Re:What about parental responsibility? (Score:3, Insightful)
Re:Playing Devil's Advocate (Score:5, Insightful)
What gives the government the right to tell Myspace that their service must not be anonymous when most of the rest of the internet gets to be?
If we're going to have a change, it needs to be a change that everybody agrees to make - a change to the system itself; to how we connect to the internet. I don't think that's going to happen, though. The anonymous protection is sort of a double-edged sword: while it keeps predators safe, it also keeps the young anonymous unless they reveal themselves.
Which is very much what I'd like to continue. I was quite angry when the DMV forced my 18 year old sister to put a big, red "UNDER 21" sign on the bottom of her car tag. Leave anonymity alone. Taking it away does more harm than good.
Re:Playing Devil's Advocate (Score:3, Insightful)
So have malls, cinemas, street corners or pretty much anywhere else you can think of...with the most common place being the family home or a relations home. So your point is? Only way anything could operate and guarantee child predators could not operate is.....actually there is no way except to kill all children in the world
"3. MySpace could certainly have done more to validate identity (registration through snail mail?), but that would have eaten into profits"
No it would have shut the site down, period. And guess what would happen then? Another site would just start up run by someone else
"MySpace has made a pile of money by being user-friendly to child predators. Why shouldn't they get sued again?"
No myspace has made a ton of money being user-friendly, thats it.
Re:What about parental responsibility? (Score:2, Insightful)
And the 5 of us children and my cousins knew that those guns were for use in an emergency when we were old enough and touching those for any other reason meant severe punishment (usually a hard spanking and then not being able to stay home alone until you re-earned the trust)

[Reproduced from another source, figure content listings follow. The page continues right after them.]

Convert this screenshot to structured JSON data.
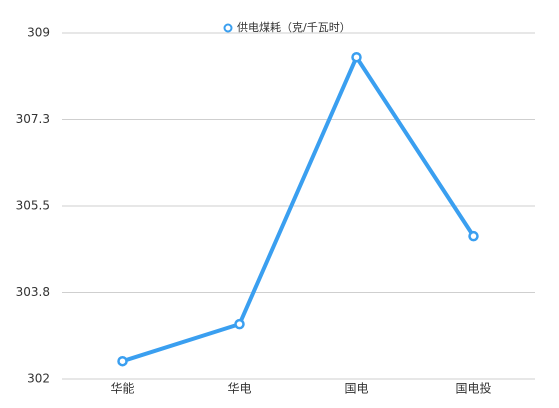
{
  "chart_data": {
    "type": "line",
    "categories": [
      "华能",
      "华电",
      "国电",
      "国电投"
    ],
    "series": [
      {
        "name": "供电煤耗（克/千瓦时）",
        "color": "#3a9ff0",
        "values": [
          302.36,
          303.11,
          308.51,
          304.89
        ]
      }
    ],
    "ylim": [
      302,
      309
    ],
    "yticks": [
      302,
      {
        "value": 303.75,
        "label": "303.8"
      },
      305.5,
      {
        "value": 307.25,
        "label": "307.3"
      },
      309
    ],
    "grid": true
  }
}
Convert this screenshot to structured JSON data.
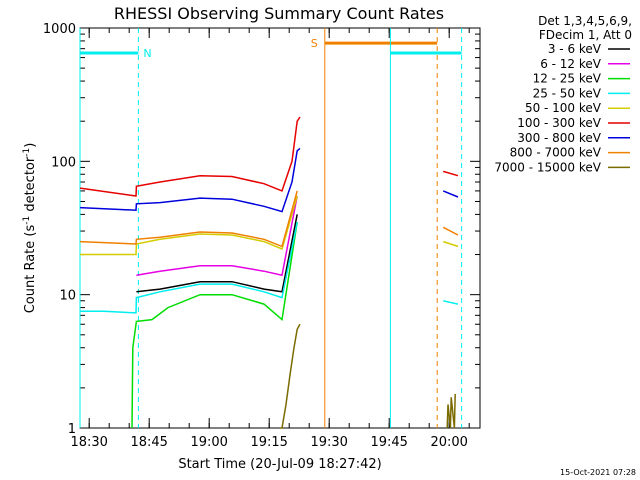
{
  "chart_data": {
    "type": "line",
    "title": "RHESSI Observing Summary Count Rates",
    "xlabel": "Start Time (20-Jul-09 18:27:42)",
    "ylabel_main": "Count Rate (s",
    "ylabel_sup1": "-1",
    "ylabel_mid": " detector",
    "ylabel_sup2": "-1",
    "ylabel_end": ")",
    "yscale": "log",
    "ylim": [
      1,
      1000
    ],
    "x_unit": "minutes since 18:27:42",
    "xlim": [
      0,
      100
    ],
    "x_ticks": [
      {
        "label": "18:30",
        "min": 2.3
      },
      {
        "label": "18:45",
        "min": 17.3
      },
      {
        "label": "19:00",
        "min": 32.3
      },
      {
        "label": "19:15",
        "min": 47.3
      },
      {
        "label": "19:30",
        "min": 62.3
      },
      {
        "label": "19:45",
        "min": 77.3
      },
      {
        "label": "20:00",
        "min": 92.3
      }
    ],
    "y_ticks": [
      {
        "label": "1",
        "value": 1
      },
      {
        "label": "10",
        "value": 10
      },
      {
        "label": "100",
        "value": 100
      },
      {
        "label": "1000",
        "value": 1000
      }
    ],
    "legend_header": [
      "Det 1,3,4,5,6,9,",
      "FDecim 1, Att 0"
    ],
    "timestamp": "15-Oct-2021 07:28",
    "series": [
      {
        "name": "3 - 6 keV",
        "color": "#000000",
        "x": [
          14.0,
          14.1,
          20,
          30,
          38,
          46,
          50.5,
          54.3
        ],
        "y": [
          null,
          10.5,
          11,
          12.5,
          12.5,
          11,
          10.5,
          40
        ]
      },
      {
        "name": "6 - 12 keV",
        "color": "#e600e6",
        "x": [
          14.0,
          14.1,
          20,
          30,
          38,
          46,
          50.5,
          54.3
        ],
        "y": [
          null,
          14,
          15,
          16.5,
          16.5,
          15,
          14,
          55
        ]
      },
      {
        "name": "12 - 25 keV",
        "color": "#00dd00",
        "x": [
          13,
          13.2,
          14,
          14.1,
          18,
          22,
          30,
          38,
          46,
          50.5,
          54.3
        ],
        "y": [
          1,
          4,
          6,
          6.3,
          6.5,
          8,
          10,
          10,
          8.5,
          6.5,
          35
        ]
      },
      {
        "name": "25 - 50 keV",
        "color": "#00eeee",
        "x": [
          0,
          6,
          14.0,
          14.1,
          20,
          30,
          38,
          46,
          50.5,
          54.3,
          null,
          90.8,
          94.5
        ],
        "y": [
          7.5,
          7.5,
          7.3,
          9.5,
          10.5,
          12,
          12,
          10.5,
          9.5,
          35,
          null,
          9,
          8.5
        ]
      },
      {
        "name": "50 - 100 keV",
        "color": "#d4cc00",
        "x": [
          0,
          14.0,
          14.1,
          20,
          30,
          38,
          46,
          50.5,
          54.3,
          null,
          90.8,
          94.5
        ],
        "y": [
          20,
          20,
          24,
          26,
          28.5,
          28,
          25,
          22,
          55,
          null,
          25,
          23
        ]
      },
      {
        "name": "100 - 300 keV",
        "color": "#e60000",
        "x": [
          0,
          14.0,
          14.1,
          20,
          30,
          38,
          46,
          50.5,
          53,
          54.3,
          55.0,
          null,
          90.8,
          94.5
        ],
        "y": [
          63,
          55,
          65,
          70,
          78,
          77,
          68,
          60,
          100,
          200,
          215,
          null,
          84,
          78
        ]
      },
      {
        "name": "300 - 800 keV",
        "color": "#0000dd",
        "x": [
          0,
          14.0,
          14.1,
          20,
          30,
          38,
          46,
          50.5,
          53,
          54.3,
          55.0,
          null,
          90.8,
          94.5
        ],
        "y": [
          45,
          43,
          48,
          49,
          53,
          52,
          46,
          42,
          70,
          120,
          125,
          null,
          60,
          54
        ]
      },
      {
        "name": "800 - 7000 keV",
        "color": "#f08000",
        "x": [
          0,
          14.0,
          14.1,
          20,
          30,
          38,
          46,
          50.5,
          54.3,
          null,
          90.8,
          94.5
        ],
        "y": [
          25,
          24,
          26,
          27,
          29.5,
          29,
          26,
          23,
          60,
          null,
          32,
          28
        ]
      },
      {
        "name": "7000 - 15000 keV",
        "color": "#7a6a00",
        "x": [
          50.0,
          50.5,
          51.5,
          52.5,
          53.5,
          54.3,
          55.0,
          null,
          91.8,
          92.0,
          92.6,
          92.8,
          93.6,
          93.8
        ],
        "y": [
          1,
          1,
          1.5,
          2.5,
          4,
          5.5,
          6,
          null,
          1,
          1.5,
          1,
          1.7,
          1,
          1.8
        ]
      }
    ],
    "flags": [
      {
        "label": "N",
        "color": "#00eeee",
        "x0": 0,
        "x1": 14.6,
        "y": 650,
        "dash_at": 14.6,
        "solid_at": 0
      },
      {
        "label": "S",
        "color": "#f08000",
        "x0": 61.2,
        "x1": 89.3,
        "y": 770,
        "dash_at": 89.3,
        "solid_at": 61.2
      },
      {
        "label": "",
        "color": "#00eeee",
        "x0": 77.6,
        "x1": 95.4,
        "y": 650,
        "dash_at": 95.4,
        "solid_at": 77.6
      }
    ]
  }
}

The problem today is that you can't discipline your children without someone calling child services. If I had ever called the police because I had been spanked hard, the 20 minutes until the cops got there would have been much worse than what I had already experienced.
Re:Hypocrisy at its finest (Score:2, Insightful)
In my opinion, myspace comes into the "conversations between friends" category, but it is also the "where you are, who you are spending time with category". The parents should ask about their friends (from myspace or otherwise). The other thing to remember is that none of these children got abused *on* myspace. They met someone in real life. Now when I was young, my parents knew where I physically was. I expect to know where my kids are too. I expect them not to be meeting people from the internet, at least not without taking reasonable steps to ensure safety (e.g. meeting them at home in presence of parents.)
I hope I showed how this is not hypocritical. You don't need myspace monitoring tools as a parent to know dropping your 14/15 yr old daughter off at 19 year old random males place is a bad idea. You should have enough of a leash or alternaticely trust with the child to know they aren't going to make their own way there, or invite strangers to your home. If you can't trust them enough, or keep track of them closely enough to know they aren't getting into trouble then you may as well cut off the phone, and lock them in the basement now.
Re:What about parental responsibility? (Score:3, Insightful)
Kids are not seen as human beings, they are seen as ether a pet or a trophy, and thus protected at all costs... but in the long run, the one most protected is the one least able to protect themselves. Kids who never are allowed to do anything that could be "dangerous" have no idea what to do when such a thing happens without someone to protect them.
Whatever happened to "learning from mistakes" and "learning from experience"? Both concepts seem totally lost in the nanny, do-your-homework-or-else state we live in.